Pero nadie estaba bajo ese techo, cada día, cada noche, cada angustia, cada sollozo. Cada vez que la tez marmórea se tornada azulada, morada y, finalmente gris, y sus ojos se entornaban tremendamente hasta quedar rígida e inerte por unos instantes mientras todos corrían y gritaban sumidos en la imposibilidad.
Nadie sabía de las largas noches en vela, mientras vigilaban la respiración, el ritmo, el estridor, la flema, el grito. Porque la crisis llegaba siempre irreverente e intempestiva.

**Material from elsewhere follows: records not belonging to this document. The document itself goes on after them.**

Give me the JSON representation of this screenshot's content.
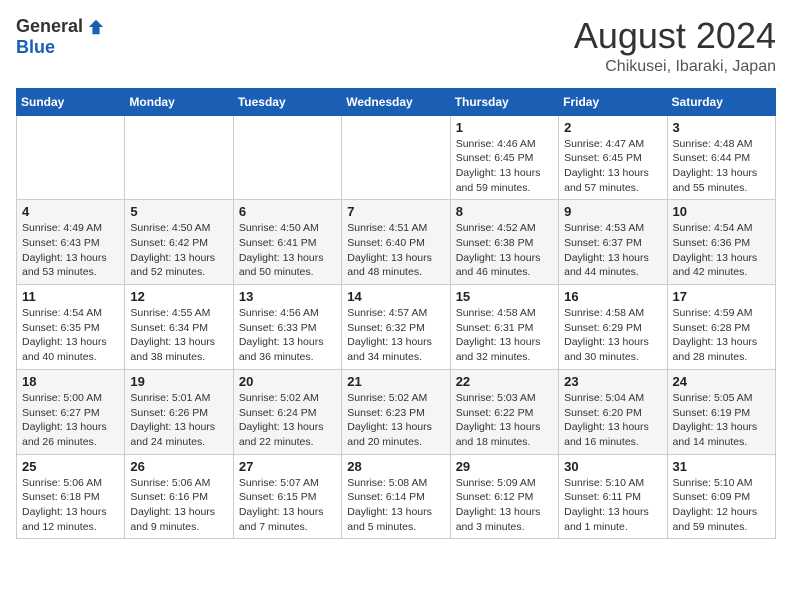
{
  "logo": {
    "general": "General",
    "blue": "Blue"
  },
  "title": {
    "month_year": "August 2024",
    "location": "Chikusei, Ibaraki, Japan"
  },
  "weekdays": [
    "Sunday",
    "Monday",
    "Tuesday",
    "Wednesday",
    "Thursday",
    "Friday",
    "Saturday"
  ],
  "weeks": [
    [
      {
        "day": "",
        "info": ""
      },
      {
        "day": "",
        "info": ""
      },
      {
        "day": "",
        "info": ""
      },
      {
        "day": "",
        "info": ""
      },
      {
        "day": "1",
        "info": "Sunrise: 4:46 AM\nSunset: 6:45 PM\nDaylight: 13 hours\nand 59 minutes."
      },
      {
        "day": "2",
        "info": "Sunrise: 4:47 AM\nSunset: 6:45 PM\nDaylight: 13 hours\nand 57 minutes."
      },
      {
        "day": "3",
        "info": "Sunrise: 4:48 AM\nSunset: 6:44 PM\nDaylight: 13 hours\nand 55 minutes."
      }
    ],
    [
      {
        "day": "4",
        "info": "Sunrise: 4:49 AM\nSunset: 6:43 PM\nDaylight: 13 hours\nand 53 minutes."
      },
      {
        "day": "5",
        "info": "Sunrise: 4:50 AM\nSunset: 6:42 PM\nDaylight: 13 hours\nand 52 minutes."
      },
      {
        "day": "6",
        "info": "Sunrise: 4:50 AM\nSunset: 6:41 PM\nDaylight: 13 hours\nand 50 minutes."
      },
      {
        "day": "7",
        "info": "Sunrise: 4:51 AM\nSunset: 6:40 PM\nDaylight: 13 hours\nand 48 minutes."
      },
      {
        "day": "8",
        "info": "Sunrise: 4:52 AM\nSunset: 6:38 PM\nDaylight: 13 hours\nand 46 minutes."
      },
      {
        "day": "9",
        "info": "Sunrise: 4:53 AM\nSunset: 6:37 PM\nDaylight: 13 hours\nand 44 minutes."
      },
      {
        "day": "10",
        "info": "Sunrise: 4:54 AM\nSunset: 6:36 PM\nDaylight: 13 hours\nand 42 minutes."
      }
    ],
    [
      {
        "day": "11",
        "info": "Sunrise: 4:54 AM\nSunset: 6:35 PM\nDaylight: 13 hours\nand 40 minutes."
      },
      {
        "day": "12",
        "info": "Sunrise: 4:55 AM\nSunset: 6:34 PM\nDaylight: 13 hours\nand 38 minutes."
      },
      {
        "day": "13",
        "info": "Sunrise: 4:56 AM\nSunset: 6:33 PM\nDaylight: 13 hours\nand 36 minutes."
      },
      {
        "day": "14",
        "info": "Sunrise: 4:57 AM\nSunset: 6:32 PM\nDaylight: 13 hours\nand 34 minutes."
      },
      {
        "day": "15",
        "info": "Sunrise: 4:58 AM\nSunset: 6:31 PM\nDaylight: 13 hours\nand 32 minutes."
      },
      {
        "day": "16",
        "info": "Sunrise: 4:58 AM\nSunset: 6:29 PM\nDaylight: 13 hours\nand 30 minutes."
      },
      {
        "day": "17",
        "info": "Sunrise: 4:59 AM\nSunset: 6:28 PM\nDaylight: 13 hours\nand 28 minutes."
      }
    ],
    [
      {
        "day": "18",
        "info": "Sunrise: 5:00 AM\nSunset: 6:27 PM\nDaylight: 13 hours\nand 26 minutes."
      },
      {
        "day": "19",
        "info": "Sunrise: 5:01 AM\nSunset: 6:26 PM\nDaylight: 13 hours\nand 24 minutes."
      },
      {
        "day": "20",
        "info": "Sunrise: 5:02 AM\nSunset: 6:24 PM\nDaylight: 13 hours\nand 22 minutes."
      },
      {
        "day": "21",
        "info": "Sunrise: 5:02 AM\nSunset: 6:23 PM\nDaylight: 13 hours\nand 20 minutes."
      },
      {
        "day": "22",
        "info": "Sunrise: 5:03 AM\nSunset: 6:22 PM\nDaylight: 13 hours\nand 18 minutes."
      },
      {
        "day": "23",
        "info": "Sunrise: 5:04 AM\nSunset: 6:20 PM\nDaylight: 13 hours\nand 16 minutes."
      },
      {
        "day": "24",
        "info": "Sunrise: 5:05 AM\nSunset: 6:19 PM\nDaylight: 13 hours\nand 14 minutes."
      }
    ],
    [
      {
        "day": "25",
        "info": "Sunrise: 5:06 AM\nSunset: 6:18 PM\nDaylight: 13 hours\nand 12 minutes."
      },
      {
        "day": "26",
        "info": "Sunrise: 5:06 AM\nSunset: 6:16 PM\nDaylight: 13 hours\nand 9 minutes."
      },
      {
        "day": "27",
        "info": "Sunrise: 5:07 AM\nSunset: 6:15 PM\nDaylight: 13 hours\nand 7 minutes."
      },
      {
        "day": "28",
        "info": "Sunrise: 5:08 AM\nSunset: 6:14 PM\nDaylight: 13 hours\nand 5 minutes."
      },
      {
        "day": "29",
        "info": "Sunrise: 5:09 AM\nSunset: 6:12 PM\nDaylight: 13 hours\nand 3 minutes."
      },
      {
        "day": "30",
        "info": "Sunrise: 5:10 AM\nSunset: 6:11 PM\nDaylight: 13 hours\nand 1 minute."
      },
      {
        "day": "31",
        "info": "Sunrise: 5:10 AM\nSunset: 6:09 PM\nDaylight: 12 hours\nand 59 minutes."
      }
    ]
  ]
}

Pero un día hubo fiesta. Una fiesta sin pastel ni globos. La menor había regresado con una sonrisa inusual. A las 11 en punto entró saltando y cantando, no preguntó por la comida, sino que siguió hasta la habitación de la mayor. La enderezó y la sentó en la orilla de la cama y le dijo que cerrara los ojos, porque al abrirlos vería que Dios es bueno. Luego corrió y un chirrido metálico inundó la casa, recorrió la sala y la cocina y se incrustó jadeante en el cuarto de la mayor.
El tanque de oxígeno era un milagro. Lloraron y supieron que Dios es bueno. Nadie hizo preguntas, pero todos respiraron mejor.
La menor, en una que fue y otra que vino, quedó embarazada. Hubo gritos, golpiza y vergüenza. Llegó la prohibición de volver a salir durante todo el embarazo. Entonces no hubo más oxígeno para el tanque que quedó como promesa rota en una esquina del cuarto.
Muchos años después el hijo rompió el silencio y soltó las palabras que siempre quiso decir. Y justo cuando creyó que había vivido suficiente como para comprender, dejó bien claro que lo de su madre nunca fue prostitución, fue heroísmo puro, al mejor estilo de Juan Santamaría, su madre, sin saberlo, fue la mejor médico de su tía difunta.